Hintergrund: Es ging um die Frage, unter welchen Umständen – wenn überhaupt – Scholz eine Koalition unter Beteiligung der Linken für möglich hielte. »Es muss ein klares Bekenntnis geben zur Nato«, sagte Scholz. Laschet forderte, Scholz müsse sich klarer gegen ein Bündnis mit den Linken positionieren.

Bewertung: Die Aussage Laschets, dass Die Linke die Auflösung der Nato fordert, stimmt – ebenso wie die Aussage, Die Linke sei für die Auflösung des Spezialverbands Kommando Spezialkräfte (KSK). Die Aussage, dass Die Linke den Verfassungsschutz abschaffen möchte, stimmt zum Teil. Die Partei will die Verfassungsschutzbehörde in der jetzigen Form auflösen und stattdessen eine unabhängige Beobachtungsstelle einsetzen.

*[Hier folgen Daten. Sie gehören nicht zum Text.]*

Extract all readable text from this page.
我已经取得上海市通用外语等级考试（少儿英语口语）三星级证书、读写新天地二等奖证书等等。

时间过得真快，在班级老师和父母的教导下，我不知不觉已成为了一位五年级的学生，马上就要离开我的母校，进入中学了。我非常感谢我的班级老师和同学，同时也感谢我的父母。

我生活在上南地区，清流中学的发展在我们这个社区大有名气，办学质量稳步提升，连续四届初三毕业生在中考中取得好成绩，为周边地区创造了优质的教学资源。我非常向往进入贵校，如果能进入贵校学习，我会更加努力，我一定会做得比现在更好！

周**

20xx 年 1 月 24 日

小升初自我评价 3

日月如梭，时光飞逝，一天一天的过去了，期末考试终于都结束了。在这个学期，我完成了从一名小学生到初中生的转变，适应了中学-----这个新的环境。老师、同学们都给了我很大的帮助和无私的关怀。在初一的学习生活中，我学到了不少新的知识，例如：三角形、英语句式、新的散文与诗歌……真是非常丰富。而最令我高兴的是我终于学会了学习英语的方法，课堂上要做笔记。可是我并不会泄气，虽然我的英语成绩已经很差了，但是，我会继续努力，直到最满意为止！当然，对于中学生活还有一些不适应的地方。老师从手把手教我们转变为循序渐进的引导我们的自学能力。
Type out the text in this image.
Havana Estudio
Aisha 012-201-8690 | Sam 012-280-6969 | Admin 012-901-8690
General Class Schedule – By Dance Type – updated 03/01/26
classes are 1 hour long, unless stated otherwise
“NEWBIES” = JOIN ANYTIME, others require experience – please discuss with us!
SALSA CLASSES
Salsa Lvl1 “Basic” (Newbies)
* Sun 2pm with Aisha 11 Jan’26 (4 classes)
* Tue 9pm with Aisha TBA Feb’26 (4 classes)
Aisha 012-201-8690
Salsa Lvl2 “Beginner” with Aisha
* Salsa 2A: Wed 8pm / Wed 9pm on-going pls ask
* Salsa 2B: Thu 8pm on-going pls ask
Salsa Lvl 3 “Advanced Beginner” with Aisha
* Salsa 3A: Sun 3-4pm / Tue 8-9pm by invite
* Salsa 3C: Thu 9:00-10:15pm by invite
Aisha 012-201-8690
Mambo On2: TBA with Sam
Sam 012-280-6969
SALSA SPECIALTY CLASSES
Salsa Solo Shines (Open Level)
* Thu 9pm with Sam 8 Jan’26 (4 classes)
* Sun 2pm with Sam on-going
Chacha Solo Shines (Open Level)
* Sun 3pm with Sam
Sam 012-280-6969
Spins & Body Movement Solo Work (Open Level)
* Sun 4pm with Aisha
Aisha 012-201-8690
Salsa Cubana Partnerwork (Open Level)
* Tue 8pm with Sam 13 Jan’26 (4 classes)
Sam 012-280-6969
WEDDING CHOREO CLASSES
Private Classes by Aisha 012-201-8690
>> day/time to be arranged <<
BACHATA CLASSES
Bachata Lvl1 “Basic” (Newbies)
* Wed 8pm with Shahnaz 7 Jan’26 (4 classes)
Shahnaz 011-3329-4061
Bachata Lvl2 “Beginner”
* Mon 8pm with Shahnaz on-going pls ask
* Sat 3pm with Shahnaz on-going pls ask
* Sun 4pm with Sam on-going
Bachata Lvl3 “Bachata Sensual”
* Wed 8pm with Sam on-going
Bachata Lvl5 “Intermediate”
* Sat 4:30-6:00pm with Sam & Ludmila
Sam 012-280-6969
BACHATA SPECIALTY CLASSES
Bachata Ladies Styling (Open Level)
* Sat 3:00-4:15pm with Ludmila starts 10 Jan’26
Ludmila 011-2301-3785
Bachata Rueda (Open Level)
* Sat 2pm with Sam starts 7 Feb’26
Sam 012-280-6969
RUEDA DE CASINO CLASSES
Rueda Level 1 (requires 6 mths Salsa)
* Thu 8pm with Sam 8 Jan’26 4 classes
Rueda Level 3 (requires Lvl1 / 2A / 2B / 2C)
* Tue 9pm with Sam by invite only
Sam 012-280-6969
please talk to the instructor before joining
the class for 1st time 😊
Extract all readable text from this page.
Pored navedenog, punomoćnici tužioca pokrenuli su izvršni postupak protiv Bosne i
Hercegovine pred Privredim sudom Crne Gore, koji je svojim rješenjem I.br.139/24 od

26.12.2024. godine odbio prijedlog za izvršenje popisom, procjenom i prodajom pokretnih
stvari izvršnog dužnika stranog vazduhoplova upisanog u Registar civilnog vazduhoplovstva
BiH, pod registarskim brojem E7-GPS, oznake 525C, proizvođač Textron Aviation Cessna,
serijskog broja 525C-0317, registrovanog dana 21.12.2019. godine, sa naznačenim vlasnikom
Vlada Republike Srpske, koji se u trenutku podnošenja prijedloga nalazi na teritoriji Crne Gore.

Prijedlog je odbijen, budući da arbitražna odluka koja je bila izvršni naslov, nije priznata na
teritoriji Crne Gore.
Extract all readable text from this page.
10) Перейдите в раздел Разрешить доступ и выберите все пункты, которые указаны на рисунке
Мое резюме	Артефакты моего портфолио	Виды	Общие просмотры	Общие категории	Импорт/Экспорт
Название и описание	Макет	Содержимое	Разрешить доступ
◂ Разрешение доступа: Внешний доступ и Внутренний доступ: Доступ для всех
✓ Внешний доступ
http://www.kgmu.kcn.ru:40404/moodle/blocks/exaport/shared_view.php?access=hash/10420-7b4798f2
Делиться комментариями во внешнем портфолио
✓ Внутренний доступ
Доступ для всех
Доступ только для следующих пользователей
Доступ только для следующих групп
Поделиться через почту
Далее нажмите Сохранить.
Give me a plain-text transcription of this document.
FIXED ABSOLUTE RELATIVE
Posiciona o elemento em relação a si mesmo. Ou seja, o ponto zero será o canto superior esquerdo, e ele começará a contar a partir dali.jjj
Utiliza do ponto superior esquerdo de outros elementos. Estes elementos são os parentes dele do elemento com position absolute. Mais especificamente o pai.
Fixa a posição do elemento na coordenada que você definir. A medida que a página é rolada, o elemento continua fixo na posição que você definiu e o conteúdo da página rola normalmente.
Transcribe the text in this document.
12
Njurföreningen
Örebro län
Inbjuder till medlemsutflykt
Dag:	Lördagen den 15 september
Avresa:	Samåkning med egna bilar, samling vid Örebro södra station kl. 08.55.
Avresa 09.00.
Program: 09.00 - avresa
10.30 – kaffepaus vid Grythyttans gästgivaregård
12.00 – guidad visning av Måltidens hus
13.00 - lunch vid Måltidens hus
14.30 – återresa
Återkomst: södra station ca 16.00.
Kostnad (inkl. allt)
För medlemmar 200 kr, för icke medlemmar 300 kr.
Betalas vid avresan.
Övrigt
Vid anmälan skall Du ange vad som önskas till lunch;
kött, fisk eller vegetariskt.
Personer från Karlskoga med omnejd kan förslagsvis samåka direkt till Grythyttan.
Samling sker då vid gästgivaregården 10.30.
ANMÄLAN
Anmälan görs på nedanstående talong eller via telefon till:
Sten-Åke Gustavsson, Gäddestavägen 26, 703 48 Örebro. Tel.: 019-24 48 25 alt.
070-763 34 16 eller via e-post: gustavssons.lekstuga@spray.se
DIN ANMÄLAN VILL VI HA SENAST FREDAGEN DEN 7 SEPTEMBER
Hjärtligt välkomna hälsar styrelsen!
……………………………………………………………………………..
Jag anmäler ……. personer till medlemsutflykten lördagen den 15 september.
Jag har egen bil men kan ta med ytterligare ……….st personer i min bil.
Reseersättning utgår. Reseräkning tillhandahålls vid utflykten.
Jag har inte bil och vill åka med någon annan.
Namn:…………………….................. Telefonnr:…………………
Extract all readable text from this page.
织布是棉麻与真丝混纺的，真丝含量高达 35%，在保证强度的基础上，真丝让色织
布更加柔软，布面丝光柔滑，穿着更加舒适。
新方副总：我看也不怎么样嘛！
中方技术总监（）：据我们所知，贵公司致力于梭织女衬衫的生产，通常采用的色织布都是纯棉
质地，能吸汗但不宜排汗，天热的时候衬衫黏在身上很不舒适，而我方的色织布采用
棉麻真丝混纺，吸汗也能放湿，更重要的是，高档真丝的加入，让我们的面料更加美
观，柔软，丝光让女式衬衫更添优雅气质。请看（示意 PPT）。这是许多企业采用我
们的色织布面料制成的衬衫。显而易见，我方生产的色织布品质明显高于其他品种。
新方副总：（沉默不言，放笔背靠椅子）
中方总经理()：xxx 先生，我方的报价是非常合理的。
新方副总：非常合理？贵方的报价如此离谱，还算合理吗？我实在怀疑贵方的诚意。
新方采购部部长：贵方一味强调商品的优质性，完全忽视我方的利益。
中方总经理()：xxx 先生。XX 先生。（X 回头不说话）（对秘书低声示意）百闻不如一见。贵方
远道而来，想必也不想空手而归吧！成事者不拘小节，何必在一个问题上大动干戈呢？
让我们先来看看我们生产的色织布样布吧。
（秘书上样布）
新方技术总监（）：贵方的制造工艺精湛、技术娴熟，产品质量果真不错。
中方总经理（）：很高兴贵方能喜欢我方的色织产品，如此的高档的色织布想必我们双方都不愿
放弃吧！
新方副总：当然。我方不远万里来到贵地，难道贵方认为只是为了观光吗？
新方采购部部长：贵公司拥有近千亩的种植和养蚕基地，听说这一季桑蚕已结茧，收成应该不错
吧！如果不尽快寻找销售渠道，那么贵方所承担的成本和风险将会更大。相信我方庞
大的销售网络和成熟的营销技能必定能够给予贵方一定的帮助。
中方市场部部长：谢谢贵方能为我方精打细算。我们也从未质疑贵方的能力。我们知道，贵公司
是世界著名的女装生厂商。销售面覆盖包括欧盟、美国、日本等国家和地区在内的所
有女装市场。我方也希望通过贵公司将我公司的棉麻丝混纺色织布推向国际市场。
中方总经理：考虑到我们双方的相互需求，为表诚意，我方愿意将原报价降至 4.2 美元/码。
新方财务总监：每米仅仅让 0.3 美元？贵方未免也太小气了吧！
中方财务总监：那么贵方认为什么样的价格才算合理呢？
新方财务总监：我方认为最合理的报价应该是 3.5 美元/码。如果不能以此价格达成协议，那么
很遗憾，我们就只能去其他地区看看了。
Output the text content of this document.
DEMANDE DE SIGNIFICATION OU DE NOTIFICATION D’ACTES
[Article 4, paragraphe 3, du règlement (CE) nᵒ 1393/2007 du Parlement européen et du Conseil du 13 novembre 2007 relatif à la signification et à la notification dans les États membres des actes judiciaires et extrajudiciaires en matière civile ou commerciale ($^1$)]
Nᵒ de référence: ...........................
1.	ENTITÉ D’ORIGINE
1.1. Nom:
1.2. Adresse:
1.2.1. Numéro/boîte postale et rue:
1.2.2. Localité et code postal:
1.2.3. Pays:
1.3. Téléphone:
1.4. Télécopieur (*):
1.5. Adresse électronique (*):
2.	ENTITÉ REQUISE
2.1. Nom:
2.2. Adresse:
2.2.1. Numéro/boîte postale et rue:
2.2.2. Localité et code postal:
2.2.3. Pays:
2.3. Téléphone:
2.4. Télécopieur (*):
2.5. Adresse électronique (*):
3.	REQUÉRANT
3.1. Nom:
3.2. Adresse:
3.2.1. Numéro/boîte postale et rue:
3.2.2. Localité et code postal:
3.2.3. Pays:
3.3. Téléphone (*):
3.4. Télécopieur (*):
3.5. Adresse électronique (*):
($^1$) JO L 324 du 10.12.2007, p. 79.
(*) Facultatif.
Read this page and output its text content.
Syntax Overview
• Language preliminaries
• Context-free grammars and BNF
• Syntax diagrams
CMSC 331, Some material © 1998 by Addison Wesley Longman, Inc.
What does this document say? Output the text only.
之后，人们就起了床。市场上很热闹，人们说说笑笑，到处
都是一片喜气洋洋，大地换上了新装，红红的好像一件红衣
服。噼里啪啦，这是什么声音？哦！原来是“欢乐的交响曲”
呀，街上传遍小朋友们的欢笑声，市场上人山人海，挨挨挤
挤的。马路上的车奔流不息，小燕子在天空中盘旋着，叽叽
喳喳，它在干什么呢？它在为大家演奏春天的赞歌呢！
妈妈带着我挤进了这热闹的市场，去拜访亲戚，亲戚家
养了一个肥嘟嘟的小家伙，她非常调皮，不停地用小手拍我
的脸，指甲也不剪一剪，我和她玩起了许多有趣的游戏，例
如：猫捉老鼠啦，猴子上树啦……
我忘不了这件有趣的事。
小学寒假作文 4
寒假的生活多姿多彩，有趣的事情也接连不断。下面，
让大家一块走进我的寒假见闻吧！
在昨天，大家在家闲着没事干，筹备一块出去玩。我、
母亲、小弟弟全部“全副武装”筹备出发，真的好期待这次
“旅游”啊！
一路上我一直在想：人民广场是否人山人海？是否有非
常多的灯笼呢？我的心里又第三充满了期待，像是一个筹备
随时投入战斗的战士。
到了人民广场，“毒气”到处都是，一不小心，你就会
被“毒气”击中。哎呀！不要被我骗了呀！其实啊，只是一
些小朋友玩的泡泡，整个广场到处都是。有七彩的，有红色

Begründung: Entsprechende Passagen finden sich im Wahlprogramm der Linken . Dort heißt es über die Nato, man fordere ihre Auflösung und »Ersetzung durch ein kollektives Sicherheitssystem unter Beteiligung Russlands, das Abrüstung als ein zentrales Ziel hat«. Zudem heißt es, die Linke werde »in jeder politischen Konstellation dafür eintreten, dass Deutschland aus den militärischen Strukturen des Militärbündnisses austritt und die Bundeswehr dem Oberkommando der Nato entzogen wird«.

Ebenso heißt es im Linken-Programm, man wolle »die Spezialeinheit Kommando Spezialkräfte (KSK) auflösen«. Und über den Verfassungsschutz heißt es, dieser schütze »nicht die Demokratie, sondern oft rechte Strukturen. Wir wollen die Verfassungsschutzbehörden in dieser Form auflösen.« Man wolle »antifaschistische Arbeit in der Zivilgesellschaft fördern und eine unabhängige Beobachtungsstelle einsetzen«.

Anmerkung der Redaktion: Bei der Bewertung der Aussage Annalena Baerbocks zur Förderung von Dienstwagen ist uns ein Fehler unterlaufen. Die Aussage Baerbocks ist im Grundsatz korrekt. Wir haben den Check entsprechend angepasst.